Un match gagné en huit journées. Trois résultats nuls, quatre défaites. Cinq buts marqués, soit la plus mauvaise attaque du championnat. Aucune réalisation pour les attaquants titulaires de l'équipe. Des recrues à l'acclimatation difficile (Cheyrou, Moreira), des joueurs, partis à l'intersaison, qui manquent (Frei, Kallström, Gourcuff)… Avant d'affronter Auxerre samedi dernier, le Stade rennais présentait un bilan maussade, digne de son début de saison catastrophique de la saison passée. Les Auxerrois, forts d'une belle série de sept matches sans défaite toutes compétitions confondues, comptaient bien ne faire qu'une bouchée d'une formation peu efficace sur ses terres (une victoire, deux matches nuls, une défaite).
Et pourtant, Auxerre est venu, Auxerre a couru (surtout dans le vide), et Auxerre a perdu. Surclassé dans tous les domaines par un Stade rennais retrouvé, qui a déployé durant toute la rencontre un jeu offensif, varié et efficace. A l'arrivée, une victoire probante (3-1), et trois points qui font un bien fou aux Bretons, qui quittent la zone rouge et se donnent de l'air au classement (15èmes, avec deux points d'avance sur le premier reléguable, Monaco). Pour Pierre Dréossi, l'entraîneur breton, tout y était : «Les joueurs avaient envie et ont été efficaces (…). On a vu des choses intéressantes : du mouvement, un bon jeu en équipe et on a réussi à marquer quand il le fallait» , appréciait-il sur le site du club.
Les recrues au placard
Bref, un changement radical par rapport à ce que les Rennais ont proposé auparavant, à savoir un jeu trop timide, sans audace. Il faut dire que Dréossi a pris des mesures radicales avant la rencontre. Daniel Moreira, titulaire depuis le début de la saison, est resté sur le banc. Avec un compteur but toujours vierge, l'ancien Toulousain n'a pas vraiment convaincu son monde. Bruno Cheyrou, lui, n'était même pas sur la feuille de match. L'ancien Bordelais a énormément déçu, au point d'être publiquement critiqué par son entraîneur. Les deux recrues de l'intersaison n'ont pour seul bilan qu'une petite passe décisive pour chacun depuis le début du championnat.

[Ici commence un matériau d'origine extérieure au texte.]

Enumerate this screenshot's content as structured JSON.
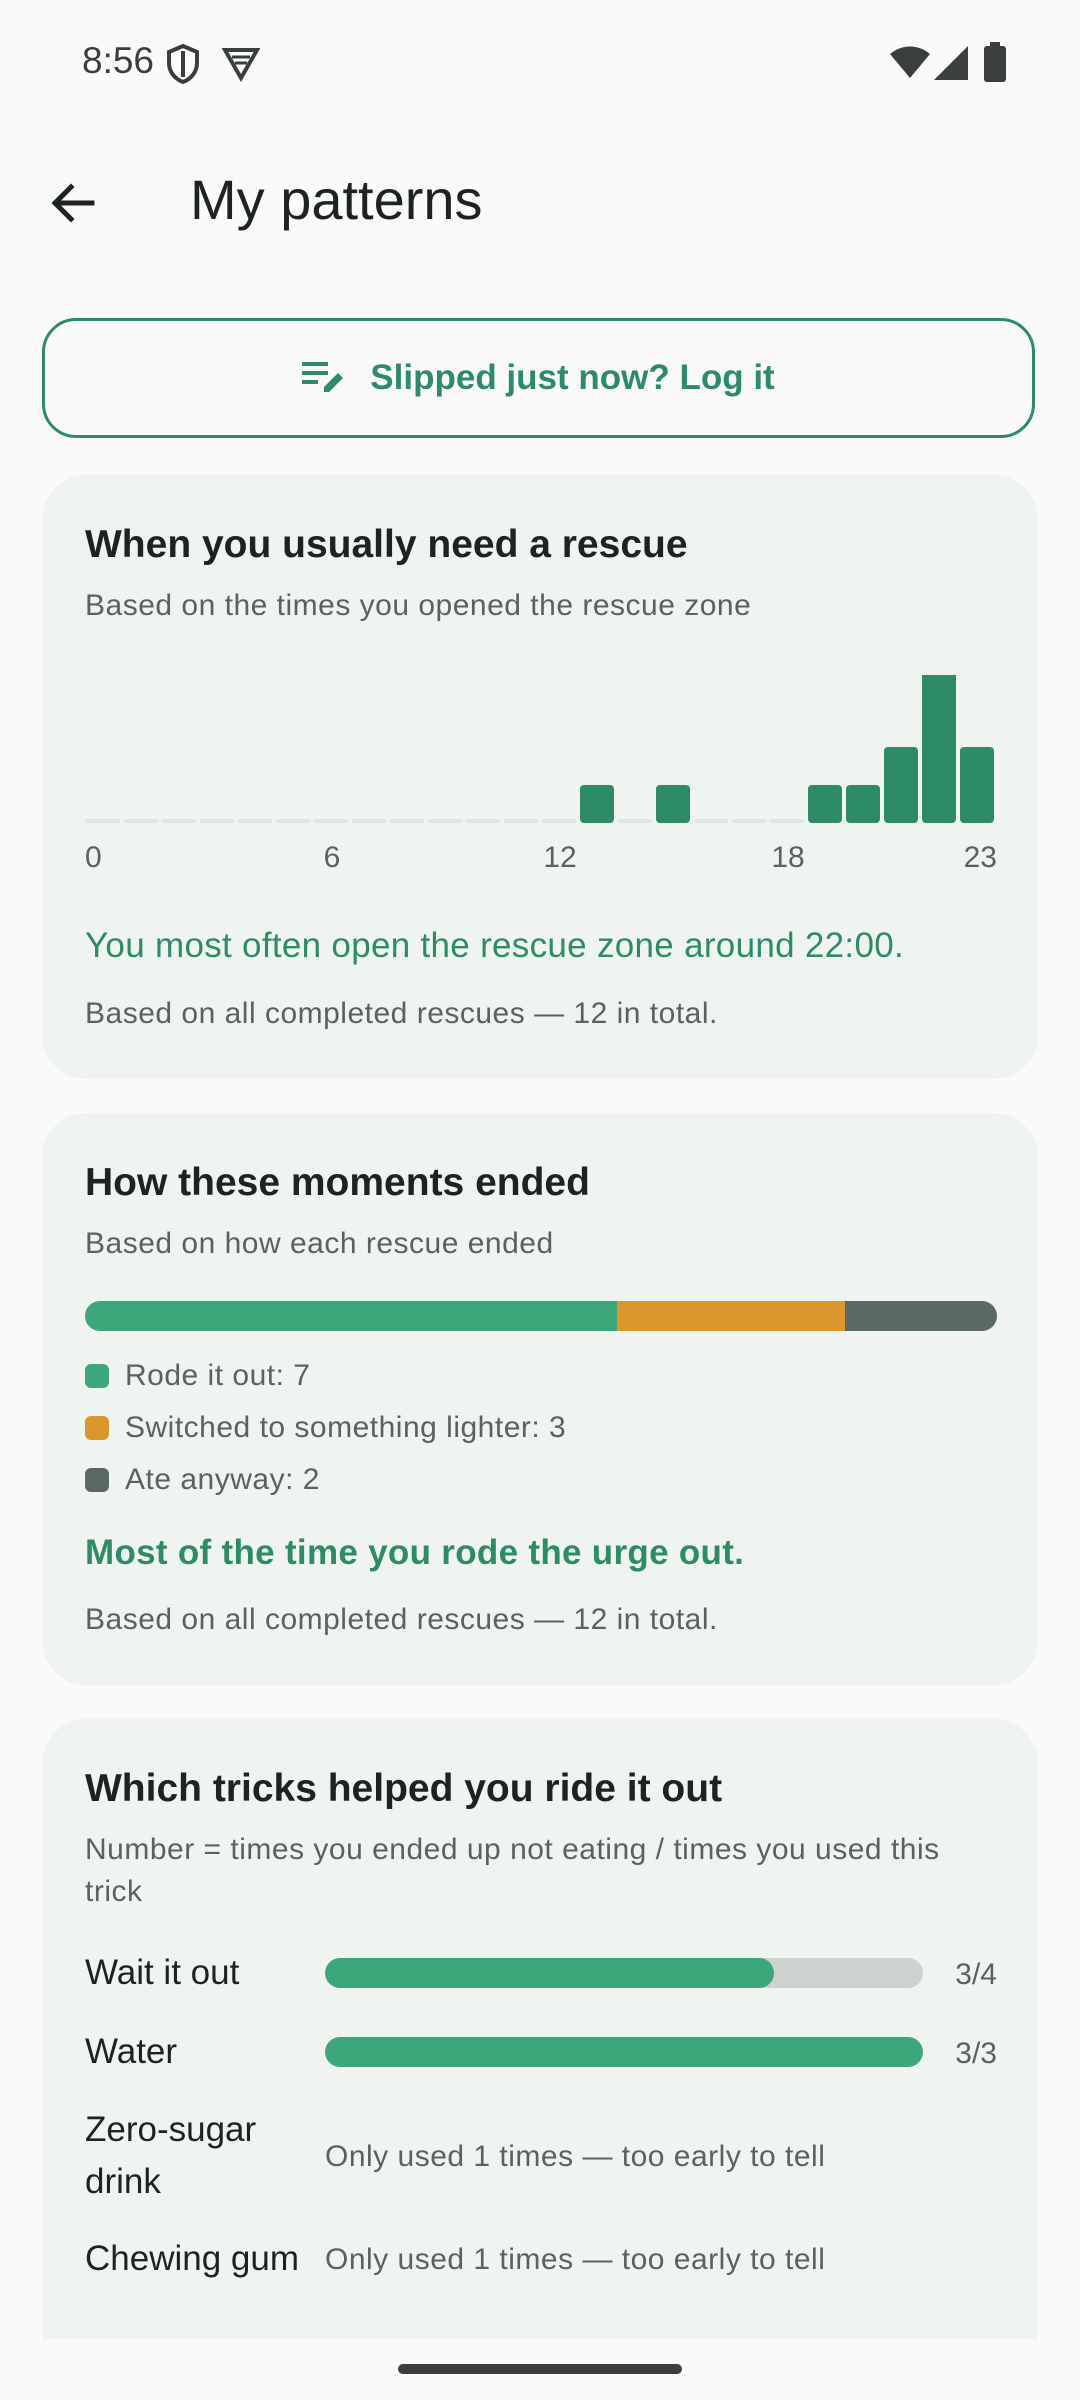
{
  "status_bar": {
    "time": "8:56"
  },
  "app_bar": {
    "title": "My patterns"
  },
  "log_button": {
    "label": "Slipped just now? Log it"
  },
  "rescue_card": {
    "title": "When you usually need a rescue",
    "subtitle": "Based on the times you opened the rescue zone",
    "insight": "You most often open the rescue zone around 22:00.",
    "footnote": "Based on all completed rescues — 12 in total."
  },
  "chart_data": {
    "type": "bar",
    "categories": [
      "0",
      "1",
      "2",
      "3",
      "4",
      "5",
      "6",
      "7",
      "8",
      "9",
      "10",
      "11",
      "12",
      "13",
      "14",
      "15",
      "16",
      "17",
      "18",
      "19",
      "20",
      "21",
      "22",
      "23"
    ],
    "values": [
      0,
      0,
      0,
      0,
      0,
      0,
      0,
      0,
      0,
      0,
      0,
      0,
      0,
      1,
      0,
      1,
      0,
      0,
      0,
      1,
      1,
      2,
      4,
      2
    ],
    "tick_labels": [
      "0",
      "6",
      "12",
      "18",
      "23"
    ],
    "title": "When you usually need a rescue",
    "xlabel": "",
    "ylabel": "",
    "bar_color": "#2e8b68",
    "empty_color": "#e1e6e2"
  },
  "outcome_card": {
    "title": "How these moments ended",
    "subtitle": "Based on how each rescue ended",
    "segments": [
      {
        "label": "Rode it out: 7",
        "value": 7,
        "color": "#3da67a"
      },
      {
        "label": "Switched to something lighter: 3",
        "value": 3,
        "color": "#db962e"
      },
      {
        "label": "Ate anyway: 2",
        "value": 2,
        "color": "#5b6963"
      }
    ],
    "insight": "Most of the time you rode the urge out.",
    "footnote": "Based on all completed rescues — 12 in total."
  },
  "tricks_card": {
    "title": "Which tricks helped you ride it out",
    "subtitle": "Number = times you ended up not eating / times you used this trick",
    "rows": [
      {
        "name": "Wait it out",
        "count": "3/4",
        "fraction": 0.75
      },
      {
        "name": "Water",
        "count": "3/3",
        "fraction": 1.0
      },
      {
        "name": "Zero-sugar drink",
        "note": "Only used 1 times — too early to tell"
      },
      {
        "name": "Chewing gum",
        "note": "Only used 1 times — too early to tell"
      }
    ]
  }
}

John Utaka était lui aussi en hibernation. Mais l'attaquant s'est réveillé, et de quelle manière ! Avec deux buts superbes inscrits ce week end, le brillant mais irrégulier Nigérian pourrait bien avoir lancé sa saison. Il faut dire qu'Utaka a eu des munitions pour briller, ce qui n'avait pas toujours été le cas cette saison. Derrière lui samedi, Etienne Didot, Olivier Monterrubio et le jeune Sylvain Marveaux, qui a remplacé Sorlin sur blessure, ont constamment créé le danger.
Confirmer face à Nice
Seul problème persistant samedi, les approximations défensives. Face à une attaque auxerroise incroyablement peu inspirée, les Bretons ont tout de même réussi à encaisser un but évitable, inscrit par Mathis en toute fin de rencontre. Presque anecdotique, il reste révélateur d'une certaine fébrilité, commune à beaucoup d'équipes de Ligue 1. D'ailleurs, au niveau des statistiques (11 buts encaissés en 9 rencontres), les Rennais ne sont pas les plus mauvais élèves dans le secteur (5ème défense du championnat, à égalité avec Lille, Lens et Troyes).
Reste désormais à confirmer tout le mieux constaté le week end dernier. Lors de la prochaine journée, demain, les Bretons reçoivent pour la deuxième fois consécutive. Un match crucial, puisque c'est l'OGC Nice, autre équipe mal classée à s'être bien repris lors de la dernière journée (3-0 face à Lorient) de venir défier les coéquipiers de Monterrubio. Les Rennais auront à coeur de confirmer, et joueront pour leur défenseur, Cyril Jeunechamp, gravement touché au genou face à Auxerre et indisponible pour au moins six mois. Le genre de tuile dont les Rennais n'avaient pas besoin, une deuxième victoire à domicile étant impérative pour véritablement décoller au classement.